Unlike most ghost stories, especially the Victorian kind, the ghost that haunts the Canterville estate must be taken with a grain of salt and a large dose of humor, as we watch him being undone by some little upstart American boys and reduced to a mere shadow of his former ghostly self.
"The Empty House" by Algernon Blackwood
“The Empty House,” is one of Algernon Henry Blackwood's most widely anthologized stories, famous for its suspense. It details the circumstances of an elderly adventuress intent on investigating a house with a terrible reputation.
"The Trial for Murder" by Charles Dickens
Written in 1865, "The Trial for Murder" is one of Dickens' ghost stories, and is perhaps his best known outside of "A Christmas Carol."
"The Red Room" by H.G. Wells
H.G. Wells was prolific in many genres, writing dozens of novels, short stories, works of social commentary, satire, biography and autobiography, including even two books on war games. He is now best remembered for his science fiction novels and is often called the Father of Science Fiction.
In “The Red Room,” an overly confident visitor seeks to square off against the powerful superstitions of an ancient hour by entering a room with a horrible reputation.

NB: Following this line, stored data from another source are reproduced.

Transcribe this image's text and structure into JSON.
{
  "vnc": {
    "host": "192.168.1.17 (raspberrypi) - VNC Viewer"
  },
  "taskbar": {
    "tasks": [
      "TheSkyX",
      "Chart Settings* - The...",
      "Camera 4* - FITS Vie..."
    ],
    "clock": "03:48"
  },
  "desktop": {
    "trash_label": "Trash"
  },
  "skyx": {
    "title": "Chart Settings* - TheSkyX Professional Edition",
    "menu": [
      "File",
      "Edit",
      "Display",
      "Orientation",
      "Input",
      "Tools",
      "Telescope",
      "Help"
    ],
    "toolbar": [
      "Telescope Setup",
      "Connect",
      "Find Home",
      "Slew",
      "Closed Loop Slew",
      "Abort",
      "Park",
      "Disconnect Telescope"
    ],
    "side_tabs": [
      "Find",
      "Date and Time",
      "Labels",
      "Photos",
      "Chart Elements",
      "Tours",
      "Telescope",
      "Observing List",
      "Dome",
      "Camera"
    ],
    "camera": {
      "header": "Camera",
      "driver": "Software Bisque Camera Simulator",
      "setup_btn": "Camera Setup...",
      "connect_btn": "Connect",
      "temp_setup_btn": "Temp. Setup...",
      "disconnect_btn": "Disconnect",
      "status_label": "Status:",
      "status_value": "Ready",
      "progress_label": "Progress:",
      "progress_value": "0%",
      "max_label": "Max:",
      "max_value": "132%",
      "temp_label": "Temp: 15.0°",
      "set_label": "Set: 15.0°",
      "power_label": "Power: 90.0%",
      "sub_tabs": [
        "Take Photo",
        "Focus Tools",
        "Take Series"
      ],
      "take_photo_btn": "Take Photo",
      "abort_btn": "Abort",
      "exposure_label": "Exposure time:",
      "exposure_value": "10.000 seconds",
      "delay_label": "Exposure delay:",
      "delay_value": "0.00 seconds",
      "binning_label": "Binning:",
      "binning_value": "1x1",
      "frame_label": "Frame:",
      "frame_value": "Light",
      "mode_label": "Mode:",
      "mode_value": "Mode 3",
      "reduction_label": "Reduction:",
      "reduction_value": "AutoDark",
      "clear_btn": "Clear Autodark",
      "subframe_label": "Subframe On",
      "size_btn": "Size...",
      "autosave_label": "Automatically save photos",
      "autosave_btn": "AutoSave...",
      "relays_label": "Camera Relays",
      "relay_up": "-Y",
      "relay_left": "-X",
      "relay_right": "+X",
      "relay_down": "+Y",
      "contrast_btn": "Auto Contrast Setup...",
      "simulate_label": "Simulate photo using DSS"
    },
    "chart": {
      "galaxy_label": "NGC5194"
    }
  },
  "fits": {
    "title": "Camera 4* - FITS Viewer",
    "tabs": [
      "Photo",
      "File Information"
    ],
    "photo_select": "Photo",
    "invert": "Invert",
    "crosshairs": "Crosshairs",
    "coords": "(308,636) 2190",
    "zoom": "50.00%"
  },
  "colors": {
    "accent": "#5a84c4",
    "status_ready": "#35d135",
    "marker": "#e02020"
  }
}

"The Old Nurse's Story" by Mrs. Gaskell
Elizabeth Cleghorn Gaskell, often referred to simply as Mrs. Gaskell, was an English novelist and short story writer during the Victorian era.
Written on invitation by Charles Dickens, who was a fan of her work, Elizabeth Gaskell’s “The Old Nurse’s Story” was published in 1852. The setup is classic: an elderly caregiver gathers her charges to tell them a spooky story about their mother’s childhood—and to teach them a moral lesson.